Recalibrating prognostic models to improve predictions of in-hospital child mortality in resource-limited settings.
Ogero M., Ndiritu J., Sarguta R., Tuti T., Aluvaala J., Akech S.
BACKGROUND: In an external validation study, model recalibration is suggested once there is evidence of poor model calibration but with acceptable discriminatory abilities. We identified four models, namely RISC-Malawi (Respiratory Index of Severity in Children) developed in Malawi, and three other predictive models developed in Uganda by Lowlaavar et al. (2016). These prognostic models exhibited poor calibration performance in the recent external validation study, hence the need for recalibration. OBJECTIVE: In this study, we aim to recalibrate these models using regression coefficients updating strategy and determine how much their performances improve. METHODS: We used data collected by the Clinical Information Network from paediatric wards of 20 public county referral hospitals. Missing data were multiply imputed using chained equations. Model updating entailed adjustment of the model's calibration performance while the discriminatory ability remained unaltered.

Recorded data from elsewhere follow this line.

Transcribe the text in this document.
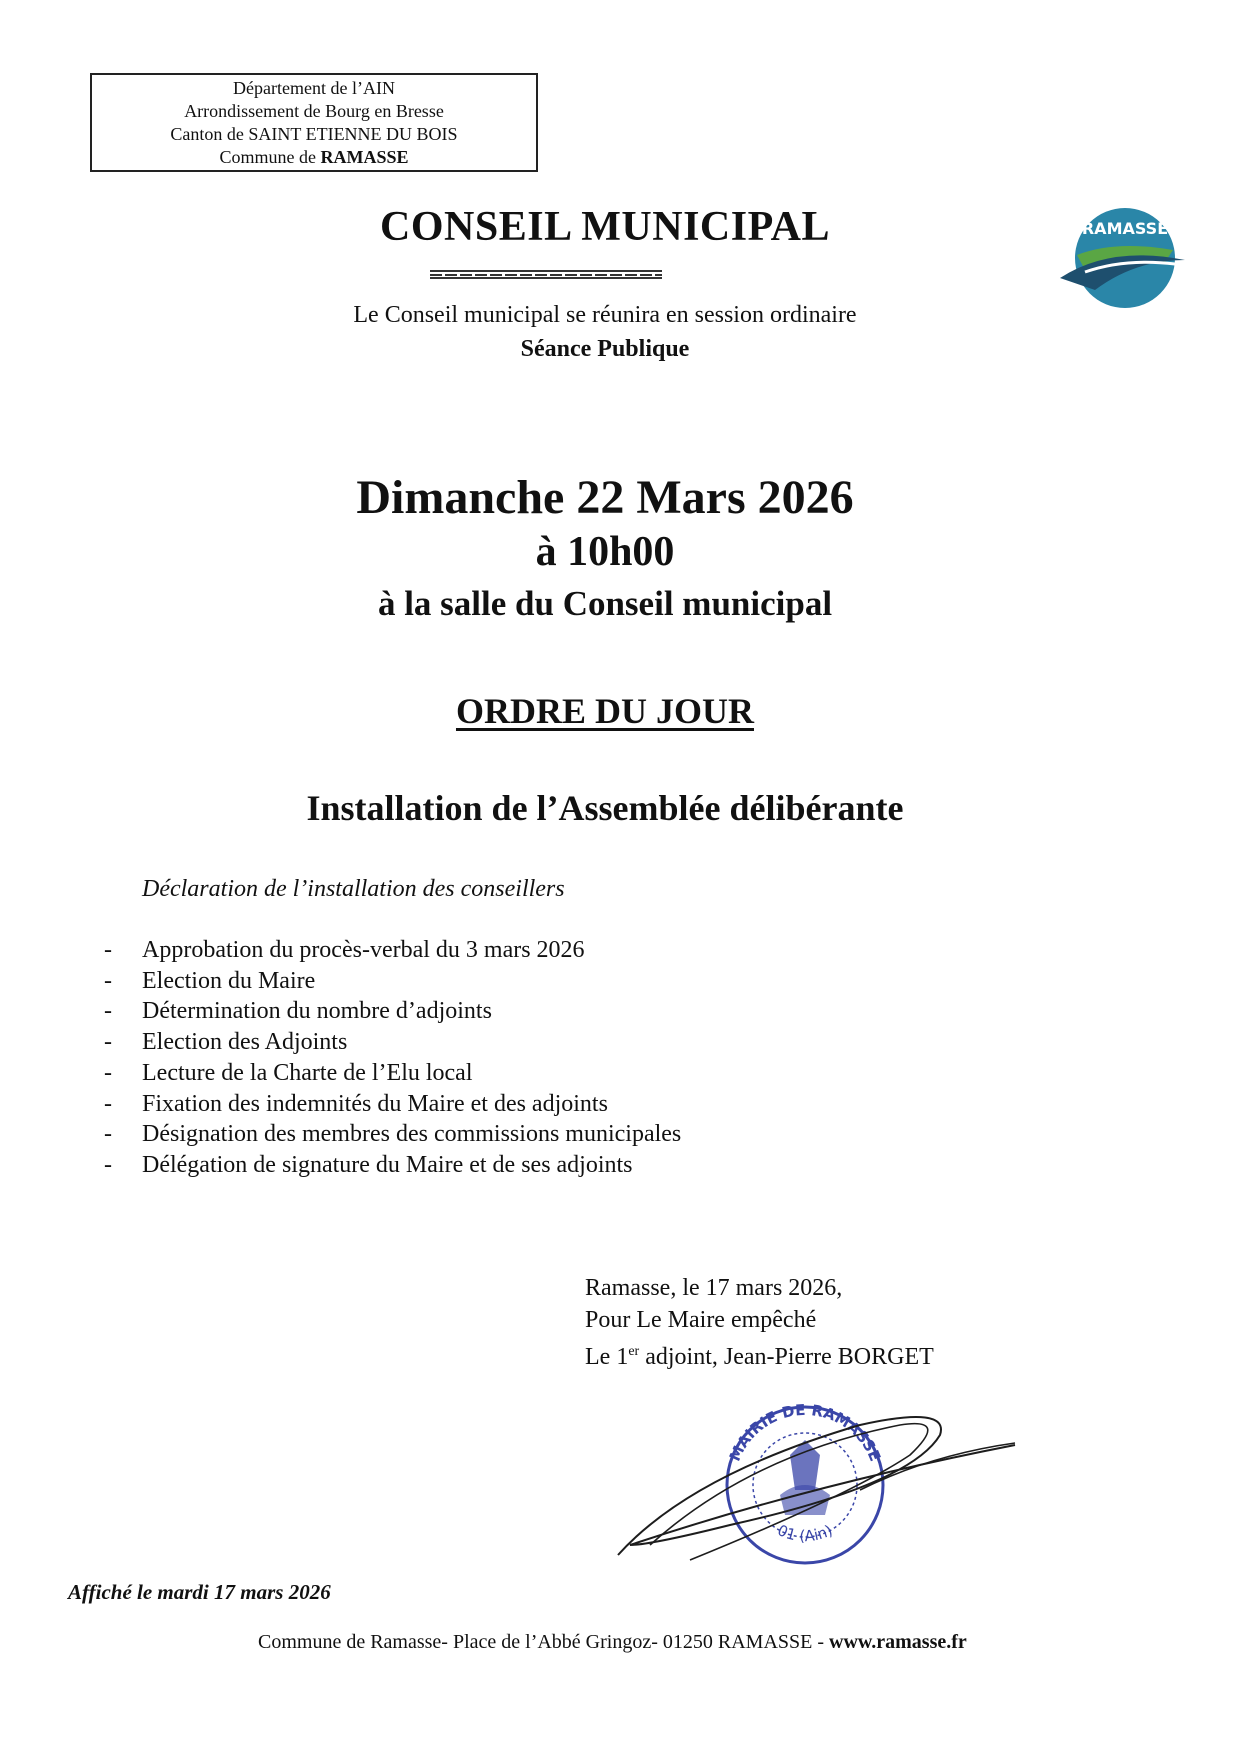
Département de l’AIN
Arrondissement de Bourg en Bresse
Canton de SAINT ETIENNE DU BOIS
Commune de RAMASSE
RAMASSE
CONSEIL MUNICIPAL
Le Conseil municipal se réunira en session ordinaire
Séance Publique
Dimanche 22 Mars 2026
à 10h00
à la salle du Conseil municipal
ORDRE DU JOUR
Installation de l’Assemblée délibérante
Déclaration de l’installation des conseillers
- Approbation du procès-verbal du 3 mars 2026
- Election du Maire
- Détermination du nombre d’adjoints
- Election des Adjoints
- Lecture de la Charte de l’Elu local
- Fixation des indemnités du Maire et des adjoints
- Désignation des membres des commissions municipales
- Délégation de signature du Maire et de ses adjoints
Ramasse, le 17 mars 2026,
Pour Le Maire empêché
Le 1er adjoint, Jean-Pierre BORGET
MAIRIE DE RAMASSE
01 (Ain)
Affiché le mardi 17 mars 2026
Commune de Ramasse- Place de l’Abbé Gringoz- 01250 RAMASSE - www.ramasse.fr
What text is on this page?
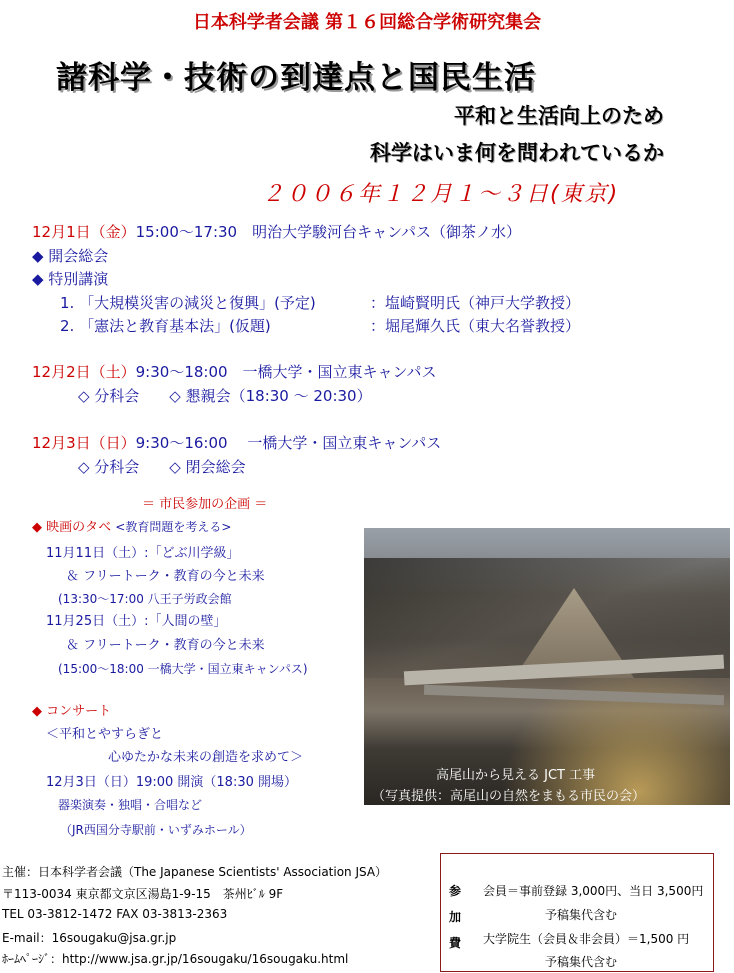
日本科学者会議 第１６回総合学術研究集会
諸科学・技術の到達点と国民生活
平和と生活向上のため
科学はいま何を問われているか
２００６年１２月１～３日(東京)
12月1日（金）15:00～17:30　明治大学駿河台キャンパス（御茶ノ水）
◆ 開会総会
◆ 特別講演
1. 「大規模災害の減災と復興」(予定)	：塩崎賢明氏（神戸大学教授）
2. 「憲法と教育基本法」(仮題)	：堀尾輝久氏（東大名誉教授）
12月2日（土）9:30～18:00　一橋大学・国立東キャンパス
◇ 分科会　　◇ 懇親会（18:30 ～ 20:30）
12月3日（日）9:30～16:00　 一橋大学・国立東キャンパス
◇ 分科会　　◇ 閉会総会
＝ 市民参加の企画 ＝
◆ 映画のタベ <教育問題を考える>
11月11日（土）:「どぶ川学級」
＆ フリートーク・教育の今と未来
(13:30～17:00 八王子労政会館
11月25日（土）:「人間の壁」
＆ フリートーク・教育の今と未来
(15:00～18:00 一橋大学・国立東キャンパス)
◆ コンサート
＜平和とやすらぎと
心ゆたかな未来の創造を求めて＞
12月3日（日）19:00 開演（18:30 開場）
器楽演奏・独唱・合唱など
（JR西国分寺駅前・いずみホール）
高尾山から見える JCT 工事
（写真提供：高尾山の自然をまもる市民の会）
主催：日本科学者会議（The Japanese Scientists' Association JSA）
〒113-0034 東京都文京区湯島1-9-15　茶州ﾋﾞﾙ 9F
TEL 03-3812-1472 FAX 03-3813-2363
E-mail：16sougaku@jsa.gr.jp
ﾎｰﾑﾍﾟｰｼﾞ：http://www.jsa.gr.jp/16sougaku/16sougaku.html
参
加
費
会員＝事前登録 3,000円、当日 3,500円
予稿集代含む
大学院生（会員＆非会員）＝1,500 円
予稿集代含む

We used two strategies to adjust the model: intercept-only and the logistic recalibration method. RESULTS: Eligibility criteria for the RISC-Malawi model were met in 50,669 patients, split into two sets: a model-recalibrating set (n = 30,343) and a test set (n = 20,326). For the Lowlaavar models, 10,782 patients met the eligibility criteria, of whom 6175 were used to recalibrate the models and 4607 were used to test the performance of the adjusted model. The intercept of the recalibrated RISC-Malawi model was 0.12 (95% CI 0.07, 0.17), while the slope of the same model was 1.08 (95% CI 1.03, 1.13). The performance of the recalibrated models on the test set suggested that no model met the threshold of a perfectly calibrated model, which includes a calibration slope of 1 and a calibration-in-the-large/intercept of 0. CONCLUSIONS: Even after model adjustment, the calibration performances of the 4 models did not meet the recommended threshold for perfect calibration. This finding is suggestive of models over/underestimating the predicted risk of in-hospital mortality, potentially harmful clinically. Therefore, researchers may consider other alternatives, such as ensemble techniques to combine these models into a meta-model to improve out-of-sample predictive performance.